Australia, NZ dlrs veer dangerously close to 2021 lows

By Wayne Cole

SYDNEY, June 18 (Reuters) - The Australian and New Zealand dollars were perilously close to their 2021 lows on Friday as the risk of pre-emptive rate hikes from the Federal Reserve threatened the global reflation trade and boosted their U.S. counterpart.

The Aussie was hanging on grimly at $0.7558 AUD=D3 , having slid 0.8% overnight. That brought losses for the week to a stinging 1.9% and left it sitting right on the 200-day moving average at $0.7553.

Bears were now eyeing the April low of $0.7532, where a break could unleash a move back to at least $0.7415.

Likewise, the kiwi backtracked to $0.7011 NZD=D3 and further away from the week's top at $0.7159. It has shed 1.6% for the week so far in its worst performance since mid-March.

The retreat breached the 200-day moving average at $0.7040 and risks a test of the year trough at $0.6945. A break there would be very bearish, opening the way to lows from late last year around $0.6500.
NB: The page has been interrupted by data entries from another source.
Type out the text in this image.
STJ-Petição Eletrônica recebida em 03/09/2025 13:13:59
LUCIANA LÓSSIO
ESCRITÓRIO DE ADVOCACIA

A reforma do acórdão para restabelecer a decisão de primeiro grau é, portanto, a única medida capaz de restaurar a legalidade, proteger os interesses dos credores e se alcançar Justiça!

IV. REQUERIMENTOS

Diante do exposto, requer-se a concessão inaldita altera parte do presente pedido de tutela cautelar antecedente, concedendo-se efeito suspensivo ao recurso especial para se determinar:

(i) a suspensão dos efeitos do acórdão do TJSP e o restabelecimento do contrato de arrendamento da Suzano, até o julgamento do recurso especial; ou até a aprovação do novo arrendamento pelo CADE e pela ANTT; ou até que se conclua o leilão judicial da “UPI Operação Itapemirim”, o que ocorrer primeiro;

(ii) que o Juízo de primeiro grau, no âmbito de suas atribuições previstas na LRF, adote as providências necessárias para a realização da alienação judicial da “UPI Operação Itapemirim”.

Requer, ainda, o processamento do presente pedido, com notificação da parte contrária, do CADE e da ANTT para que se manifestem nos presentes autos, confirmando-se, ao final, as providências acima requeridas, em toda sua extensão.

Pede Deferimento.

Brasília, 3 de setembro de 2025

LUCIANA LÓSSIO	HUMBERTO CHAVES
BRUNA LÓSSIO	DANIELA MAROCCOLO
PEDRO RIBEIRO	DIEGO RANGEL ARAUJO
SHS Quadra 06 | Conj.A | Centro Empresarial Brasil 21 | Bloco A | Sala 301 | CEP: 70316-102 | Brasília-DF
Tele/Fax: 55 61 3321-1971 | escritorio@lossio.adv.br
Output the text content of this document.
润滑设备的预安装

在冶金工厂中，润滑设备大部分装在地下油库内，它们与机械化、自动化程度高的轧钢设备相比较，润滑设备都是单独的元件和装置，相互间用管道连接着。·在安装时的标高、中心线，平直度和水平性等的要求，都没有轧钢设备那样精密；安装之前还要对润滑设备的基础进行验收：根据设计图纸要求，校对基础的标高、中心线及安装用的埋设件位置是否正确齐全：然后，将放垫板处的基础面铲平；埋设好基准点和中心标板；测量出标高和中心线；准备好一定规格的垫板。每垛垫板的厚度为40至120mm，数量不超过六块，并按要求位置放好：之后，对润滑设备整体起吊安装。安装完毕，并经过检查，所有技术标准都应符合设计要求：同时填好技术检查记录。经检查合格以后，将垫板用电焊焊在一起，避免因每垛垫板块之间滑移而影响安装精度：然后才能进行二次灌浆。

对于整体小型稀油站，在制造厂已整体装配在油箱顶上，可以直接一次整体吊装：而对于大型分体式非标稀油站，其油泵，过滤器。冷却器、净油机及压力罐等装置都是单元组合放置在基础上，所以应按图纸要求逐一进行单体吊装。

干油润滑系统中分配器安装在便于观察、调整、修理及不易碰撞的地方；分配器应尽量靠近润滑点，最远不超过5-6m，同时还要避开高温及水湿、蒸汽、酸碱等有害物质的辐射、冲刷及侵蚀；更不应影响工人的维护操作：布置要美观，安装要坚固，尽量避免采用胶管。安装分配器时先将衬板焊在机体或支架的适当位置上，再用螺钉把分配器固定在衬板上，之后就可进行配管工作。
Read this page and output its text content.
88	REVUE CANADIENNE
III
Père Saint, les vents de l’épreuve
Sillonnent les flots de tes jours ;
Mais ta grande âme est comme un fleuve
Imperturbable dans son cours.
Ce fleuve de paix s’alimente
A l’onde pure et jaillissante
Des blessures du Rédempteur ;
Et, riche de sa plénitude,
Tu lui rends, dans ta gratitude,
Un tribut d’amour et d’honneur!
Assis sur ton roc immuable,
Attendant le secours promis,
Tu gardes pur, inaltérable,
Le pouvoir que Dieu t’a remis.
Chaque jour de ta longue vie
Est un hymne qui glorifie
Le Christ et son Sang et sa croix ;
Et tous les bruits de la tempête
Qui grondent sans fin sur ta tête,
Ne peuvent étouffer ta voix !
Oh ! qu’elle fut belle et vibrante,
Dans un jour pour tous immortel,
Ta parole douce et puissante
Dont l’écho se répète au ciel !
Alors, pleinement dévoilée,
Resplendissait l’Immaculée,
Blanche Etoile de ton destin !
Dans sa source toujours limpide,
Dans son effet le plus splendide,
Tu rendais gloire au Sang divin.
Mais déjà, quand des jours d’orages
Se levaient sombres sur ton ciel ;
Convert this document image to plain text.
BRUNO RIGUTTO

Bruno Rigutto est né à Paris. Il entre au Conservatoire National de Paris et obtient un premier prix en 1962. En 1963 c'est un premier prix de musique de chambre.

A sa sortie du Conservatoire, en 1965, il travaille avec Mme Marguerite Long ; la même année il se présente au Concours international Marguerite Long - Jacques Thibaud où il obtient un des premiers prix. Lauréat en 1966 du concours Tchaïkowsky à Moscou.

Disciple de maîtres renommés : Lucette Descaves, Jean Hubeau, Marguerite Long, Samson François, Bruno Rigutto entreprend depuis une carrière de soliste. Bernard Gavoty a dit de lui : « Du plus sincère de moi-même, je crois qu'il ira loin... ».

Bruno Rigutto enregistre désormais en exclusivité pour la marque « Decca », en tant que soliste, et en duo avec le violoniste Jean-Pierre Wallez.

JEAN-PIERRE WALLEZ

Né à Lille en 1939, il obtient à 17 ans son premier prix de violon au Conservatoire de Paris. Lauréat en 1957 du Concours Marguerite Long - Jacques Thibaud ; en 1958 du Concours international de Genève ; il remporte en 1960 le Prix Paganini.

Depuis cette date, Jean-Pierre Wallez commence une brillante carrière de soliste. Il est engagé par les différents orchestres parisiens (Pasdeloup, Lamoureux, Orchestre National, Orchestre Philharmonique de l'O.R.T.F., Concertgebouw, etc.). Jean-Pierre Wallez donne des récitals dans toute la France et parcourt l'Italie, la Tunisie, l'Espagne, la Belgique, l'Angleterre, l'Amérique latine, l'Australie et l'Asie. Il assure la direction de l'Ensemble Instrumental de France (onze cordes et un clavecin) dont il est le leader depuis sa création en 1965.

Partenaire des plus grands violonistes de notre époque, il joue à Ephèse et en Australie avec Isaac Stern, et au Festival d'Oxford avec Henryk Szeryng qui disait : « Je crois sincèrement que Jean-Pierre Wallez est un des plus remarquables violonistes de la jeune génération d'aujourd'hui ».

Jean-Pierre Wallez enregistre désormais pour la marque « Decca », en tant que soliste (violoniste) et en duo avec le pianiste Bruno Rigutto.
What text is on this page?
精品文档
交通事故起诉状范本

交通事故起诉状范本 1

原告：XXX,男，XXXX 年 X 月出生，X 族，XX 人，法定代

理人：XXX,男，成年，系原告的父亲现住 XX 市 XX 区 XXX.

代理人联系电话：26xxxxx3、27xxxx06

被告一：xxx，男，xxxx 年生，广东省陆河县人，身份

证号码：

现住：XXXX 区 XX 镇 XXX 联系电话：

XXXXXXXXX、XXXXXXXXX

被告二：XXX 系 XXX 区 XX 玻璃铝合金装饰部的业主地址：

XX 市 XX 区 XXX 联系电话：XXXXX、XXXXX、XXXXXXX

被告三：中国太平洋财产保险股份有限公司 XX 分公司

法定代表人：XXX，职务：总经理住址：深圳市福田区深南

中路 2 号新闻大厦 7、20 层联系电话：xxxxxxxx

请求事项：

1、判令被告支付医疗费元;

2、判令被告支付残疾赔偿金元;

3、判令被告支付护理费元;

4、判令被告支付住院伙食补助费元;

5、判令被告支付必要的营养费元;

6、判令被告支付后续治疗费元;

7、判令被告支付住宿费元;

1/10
This setback has been a major disappointment to analysts at local banks who have been doggedly bullish on both currencies because of the strength of global commodity prices.

In the past, the Aussie and kiwi have tended to track their countries' terms of trade, which are very high at the moment, but the correlation seems to have broken down.

Even eye-popping reports on Australian jobs and New Zealand GDP out on Thursday could not stop the rot.

"We remain of the view that the A$ is super cheap to fair value with iron ore and coal markets up overnight – met coal made fresh 2-year highs – and employment data super strong," said Richard Franulovich, head of FX strategy at Westpac.

"Our assumption has been that the 200-dma at $0.7550 would hold," he added. "So a deeper correction through that level means that our stop at $0.7525 would be hit even if the A$ is very cheap to fundamentals."

The kiwi has one advantage in that the Reserve Bank of New Zealand (RBNZ) recently shifted to projecting rate hikes as early as the third quarter of next year.

The Reserve Bank of Australia (RBA), however, has stuck to a very dovish script with a first hike still not seen until 2024.

The market increasingly suspects the bank will have to move sooner given the strength of the economy, and a hike is being priced in for late 2022.

November interbank futures 0#YIB: have tumbled 10 basis points to 99.740, implying a cash rate of 0.26% compared to the current 0.1%.